CD, DVD life
The Optical Storage Technology Association are the guys to listen to when talking about CD-R life. They reckon UNRECORDED shelf life of 5 to 10 years, while acknowledging some of their members claim anything up to 200 years.
Disc life depends on a pile of things: the quality of the polycarbonate substrate, the quality of the reflective material, the quality of the dye, and for CDs, the quality of the lacquer (CDs are one substrate, reflective layer at the back, lacquer protecting the layer. DVDs are two substrates glued together, with the reflective layer in the middle).
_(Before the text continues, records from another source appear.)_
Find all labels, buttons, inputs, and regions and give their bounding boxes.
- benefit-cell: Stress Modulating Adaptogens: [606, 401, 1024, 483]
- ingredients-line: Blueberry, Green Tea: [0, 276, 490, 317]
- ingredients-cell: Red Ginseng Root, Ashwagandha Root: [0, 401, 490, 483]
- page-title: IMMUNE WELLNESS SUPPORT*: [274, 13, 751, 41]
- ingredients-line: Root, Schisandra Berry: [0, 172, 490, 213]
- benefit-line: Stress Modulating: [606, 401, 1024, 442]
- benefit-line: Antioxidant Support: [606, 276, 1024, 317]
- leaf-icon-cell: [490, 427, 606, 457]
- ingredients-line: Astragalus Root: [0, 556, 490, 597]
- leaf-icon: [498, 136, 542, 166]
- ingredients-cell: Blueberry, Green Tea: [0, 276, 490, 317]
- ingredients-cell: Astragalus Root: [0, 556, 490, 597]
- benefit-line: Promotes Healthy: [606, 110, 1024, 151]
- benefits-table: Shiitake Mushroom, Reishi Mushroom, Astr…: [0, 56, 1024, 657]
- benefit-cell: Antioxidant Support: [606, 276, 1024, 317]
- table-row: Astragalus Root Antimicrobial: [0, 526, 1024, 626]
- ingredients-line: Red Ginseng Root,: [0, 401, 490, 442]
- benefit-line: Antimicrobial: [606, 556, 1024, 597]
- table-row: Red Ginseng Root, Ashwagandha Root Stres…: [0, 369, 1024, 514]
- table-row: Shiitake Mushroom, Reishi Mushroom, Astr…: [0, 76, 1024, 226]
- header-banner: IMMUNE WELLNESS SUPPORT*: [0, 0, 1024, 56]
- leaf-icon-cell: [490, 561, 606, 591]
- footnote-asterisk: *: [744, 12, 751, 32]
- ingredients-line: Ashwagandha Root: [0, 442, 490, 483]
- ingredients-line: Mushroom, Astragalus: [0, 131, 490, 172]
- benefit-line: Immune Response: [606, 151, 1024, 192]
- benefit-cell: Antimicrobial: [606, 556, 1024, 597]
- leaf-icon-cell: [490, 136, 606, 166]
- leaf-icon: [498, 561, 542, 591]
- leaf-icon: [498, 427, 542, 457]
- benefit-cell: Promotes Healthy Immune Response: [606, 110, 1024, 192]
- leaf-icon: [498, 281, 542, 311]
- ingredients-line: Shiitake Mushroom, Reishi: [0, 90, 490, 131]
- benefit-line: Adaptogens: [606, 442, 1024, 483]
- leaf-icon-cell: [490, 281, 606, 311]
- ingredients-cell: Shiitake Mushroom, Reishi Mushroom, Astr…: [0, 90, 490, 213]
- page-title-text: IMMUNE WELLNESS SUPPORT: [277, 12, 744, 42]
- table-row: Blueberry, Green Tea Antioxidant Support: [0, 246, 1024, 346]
Historically, DVDs have appeared to have shorter lives than CDs. For both types, the "best" reflecting layer were regarded as the Kodak and MAM-A "gold" archival CDs. Kodak dropped out of the market. MAM-A's latest lifetime test results for their Gold Archive product suggest 329 years for CD-R and 116 years for DVD-R.
There are good reasons to select branded disks when making archival recordings: discs can have various types of reflective layer and use around 3 different dyes (depending on how one counts). For best results, each combo needs a different write strategy. These write strategies are programmed into the drive firmware. The drive reads the ID of a blank disc, and selects the appropriate strategy. If it doesn't recognise an ID, it will choose a conservative default, usually causing a slow burn. Some cheap disks use IDs of better-known brands, to ensure the drive uses the appropriate write strategy. Sometimes, the ID is used to deceive the consumer, and the strategy may not actually match the disc construction.
Disc failure modes include porosity of the lacquer/glue and polycarbonate, aging of the glue and lacquer, reaction to the ink used to write on the pen, migration of acid in any paper in the case, outgassing from the case, accelerated aging by light, and being used on any day with a "y" in it.
So, for archival purposes use a brand that your drive will recognise, and use a drive that has consistent write performance on the chosen medium.
Having backed up over the years to almost every technology known to Man, I currently use a RAID server locally and remote hard drives. It's a bit over the top, but drives are cheap. For burning CDs/DVDs, I have cheapo media and a fast cheapo drive, plus archival media and an archival drive.